Here's an equivalent way of proceeding, starting after step (3) above.

Explicitly write out the expected value over datasets. Because the data points are independent, the joint distribution of the dataset is equal to the product of the marginal distributions of the data points.

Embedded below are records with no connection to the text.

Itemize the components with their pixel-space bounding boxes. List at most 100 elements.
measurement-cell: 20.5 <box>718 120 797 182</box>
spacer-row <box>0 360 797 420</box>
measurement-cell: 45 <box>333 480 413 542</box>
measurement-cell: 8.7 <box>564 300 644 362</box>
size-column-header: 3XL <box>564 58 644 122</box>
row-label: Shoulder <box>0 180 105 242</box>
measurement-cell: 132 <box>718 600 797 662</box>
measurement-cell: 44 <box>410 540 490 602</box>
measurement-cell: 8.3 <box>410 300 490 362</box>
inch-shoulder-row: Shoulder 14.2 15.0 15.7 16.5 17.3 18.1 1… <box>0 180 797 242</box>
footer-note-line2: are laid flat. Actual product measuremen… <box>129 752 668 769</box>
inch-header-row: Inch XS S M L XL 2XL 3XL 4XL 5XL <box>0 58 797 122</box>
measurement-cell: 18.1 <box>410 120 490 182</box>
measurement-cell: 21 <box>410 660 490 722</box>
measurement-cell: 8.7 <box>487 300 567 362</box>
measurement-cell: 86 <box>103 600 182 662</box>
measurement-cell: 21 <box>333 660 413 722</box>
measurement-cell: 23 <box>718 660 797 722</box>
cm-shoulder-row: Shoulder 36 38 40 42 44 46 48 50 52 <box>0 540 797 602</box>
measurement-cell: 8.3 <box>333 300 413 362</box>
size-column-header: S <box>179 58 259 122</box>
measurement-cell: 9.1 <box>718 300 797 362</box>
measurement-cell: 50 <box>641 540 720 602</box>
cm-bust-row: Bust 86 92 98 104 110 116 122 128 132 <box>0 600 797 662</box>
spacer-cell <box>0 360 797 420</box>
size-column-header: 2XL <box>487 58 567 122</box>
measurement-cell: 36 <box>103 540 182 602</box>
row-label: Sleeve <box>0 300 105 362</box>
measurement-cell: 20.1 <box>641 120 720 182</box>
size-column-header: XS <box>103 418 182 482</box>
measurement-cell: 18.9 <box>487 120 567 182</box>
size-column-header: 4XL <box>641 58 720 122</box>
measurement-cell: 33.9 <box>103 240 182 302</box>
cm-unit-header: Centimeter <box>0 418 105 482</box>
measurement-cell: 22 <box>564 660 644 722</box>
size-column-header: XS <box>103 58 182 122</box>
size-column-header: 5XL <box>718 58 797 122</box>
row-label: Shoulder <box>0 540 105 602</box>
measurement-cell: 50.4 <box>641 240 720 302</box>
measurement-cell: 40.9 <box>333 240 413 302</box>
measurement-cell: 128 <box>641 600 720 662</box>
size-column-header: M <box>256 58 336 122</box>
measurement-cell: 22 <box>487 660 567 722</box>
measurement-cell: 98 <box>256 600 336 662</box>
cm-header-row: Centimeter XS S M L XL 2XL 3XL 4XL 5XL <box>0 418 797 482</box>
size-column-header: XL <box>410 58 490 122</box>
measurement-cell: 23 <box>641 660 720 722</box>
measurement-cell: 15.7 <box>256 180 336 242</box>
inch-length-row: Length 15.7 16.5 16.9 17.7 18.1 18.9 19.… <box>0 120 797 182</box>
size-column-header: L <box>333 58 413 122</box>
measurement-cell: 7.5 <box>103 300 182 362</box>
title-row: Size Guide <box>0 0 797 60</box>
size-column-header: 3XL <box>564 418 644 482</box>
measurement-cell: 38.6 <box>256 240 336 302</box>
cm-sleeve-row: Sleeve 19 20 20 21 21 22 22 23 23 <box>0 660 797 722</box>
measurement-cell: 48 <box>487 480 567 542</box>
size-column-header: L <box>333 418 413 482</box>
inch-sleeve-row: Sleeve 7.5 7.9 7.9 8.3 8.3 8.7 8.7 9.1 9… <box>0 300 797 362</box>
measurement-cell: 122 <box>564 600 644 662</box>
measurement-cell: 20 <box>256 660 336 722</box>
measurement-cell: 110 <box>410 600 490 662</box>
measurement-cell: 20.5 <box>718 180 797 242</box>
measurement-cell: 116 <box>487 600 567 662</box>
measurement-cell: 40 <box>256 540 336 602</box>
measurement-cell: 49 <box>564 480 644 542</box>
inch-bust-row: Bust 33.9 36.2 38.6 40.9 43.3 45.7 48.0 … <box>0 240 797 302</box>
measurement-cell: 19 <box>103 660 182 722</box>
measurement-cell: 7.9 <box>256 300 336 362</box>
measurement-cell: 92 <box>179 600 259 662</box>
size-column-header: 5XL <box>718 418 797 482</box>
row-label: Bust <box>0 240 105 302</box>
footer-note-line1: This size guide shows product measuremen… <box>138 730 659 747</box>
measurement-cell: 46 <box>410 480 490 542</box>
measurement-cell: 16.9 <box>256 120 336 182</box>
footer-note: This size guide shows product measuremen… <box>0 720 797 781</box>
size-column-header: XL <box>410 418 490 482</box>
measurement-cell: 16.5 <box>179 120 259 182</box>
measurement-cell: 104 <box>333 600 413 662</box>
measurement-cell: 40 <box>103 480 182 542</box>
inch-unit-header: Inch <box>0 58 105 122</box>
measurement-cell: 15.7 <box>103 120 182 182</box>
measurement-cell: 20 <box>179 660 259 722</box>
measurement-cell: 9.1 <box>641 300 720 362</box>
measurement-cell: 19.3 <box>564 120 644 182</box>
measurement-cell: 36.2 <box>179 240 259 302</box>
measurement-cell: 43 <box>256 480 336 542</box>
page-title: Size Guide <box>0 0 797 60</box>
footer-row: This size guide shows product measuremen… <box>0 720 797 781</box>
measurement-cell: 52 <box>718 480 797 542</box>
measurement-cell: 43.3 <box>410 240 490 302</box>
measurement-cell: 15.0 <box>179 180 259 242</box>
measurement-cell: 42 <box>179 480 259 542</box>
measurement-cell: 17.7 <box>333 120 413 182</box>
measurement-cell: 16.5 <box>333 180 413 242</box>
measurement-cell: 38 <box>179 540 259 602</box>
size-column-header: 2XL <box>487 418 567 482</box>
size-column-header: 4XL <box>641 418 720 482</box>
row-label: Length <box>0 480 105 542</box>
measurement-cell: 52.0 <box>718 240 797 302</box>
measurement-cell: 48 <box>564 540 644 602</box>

$$= \frac{1}{n} \sum_{i=1}^n \int \cdots \int \left ( \prod_{j=1}^n f_X(x_j) \right ) \mathcal{L}(x_i, h(x_i)) \ dx_1 \cdots dx_n$$

Reorder the integrals (see Fubini's theorem) and pull terms involving $x_i$ to the outside:

$$= \frac{1}{n} \sum_{i=1}^n \int f_X(x_i) \mathcal{L}(x_i, h(x_i)) \left [ \int \cdots \int \left ( \prod_{j \ne i} f_X(x_j) \right ) \ dx_1 \cdots dx_{i-1} \ dx_{i+1} \cdots dx_n \right ] dx_i$$

The expression inside the brackets is simply integrating a distribution, so it's equal to one:

$$= \frac{1}{n} \sum_{i=1}^n \int f_X(x_i) \mathcal{L}(x_i, h(x_i)) dx_i$$

The integral is the expected value of $\mathcal{L}(\cdots)$ with respect to $f_X$:

$$= \frac{1}{n} \sum_{i=1}^n E_{X \sim f_X}[\mathcal{L}(X, h(X))]$$

This is the same as the result of step (5) above, so proceed to (6).

Answer 2

It's actually an immediate consequence of the fact that $R_e(h)$ is a Monte Carlo estimator for $R(h)$ (for fixed h). This is evident if, instead of the terrible notation often used in some introductory books to Machine Learning, where "datasets" are considered, we more properly consider a random vector $\mathbf{X}$ whose $n$ components are iid. The random vector has a probability distribution

$$p(\mathbf{X})=p(X_1,\dots,X_n)$$

Now, obviously $R_e(h(X_1),\dots,h(X_n))=f(\mathbf{X})$ is a random variable and we really want to compute its expectation:

$$\mathbb{E}_{\mathbf{X}\sim p(\mathbf{X})}[R_e(h)]$$

But this is immediate if we just notice that

$$f(\mathbf{X})=\frac{1}{n} \sum_{i=1}^n \mathcal{L}(X_i, h(X_i))=\frac{1}{n} \sum_{i=1}^n g(X_i)=\frac{1}{n} \sum_{i=1}^n Y_i$$

is nothing more than the Monte Carlo estimator for the mean of $Y=g(X)$, a random variable whose mean is nothing more than the true risk. Proof: all $Y_i$ are iid and we have

$$\mathbb{E}[Y]=\mathbb{E}_{X\sim p(X)}[g(X)]=\mathbb{E}_{X\sim p(X)}[\mathcal{L}(X, h(X))]=R(h)$$

Now, the Monte Carlo estimator has many interesting properties, but we only need two (actually one, but thanks to the second one I'll also show you an interesting property of Empirical Risk, you didn't ask about):

1. it is an unbiased estimator of true risk, i.e., its mean is equal to the mean of $Y$. As a matter of fact,

$$\mathbb{E}_{\mathbf{X}\sim p(\mathbf{X})}[R_e(h(X_1),\dots,h(X_n))]=\mathbb{E}[Y]=R(h)$$

2. it is a consistent estimator of true risk, i.e., the Monte Carlo estimator converges a.s. to the mean of $Y$ for the sample size $n\to\infty$. In other words

$$R_e(h)\overset{a.s.}\to R(h) \ \text{as} \ n\to\infty$$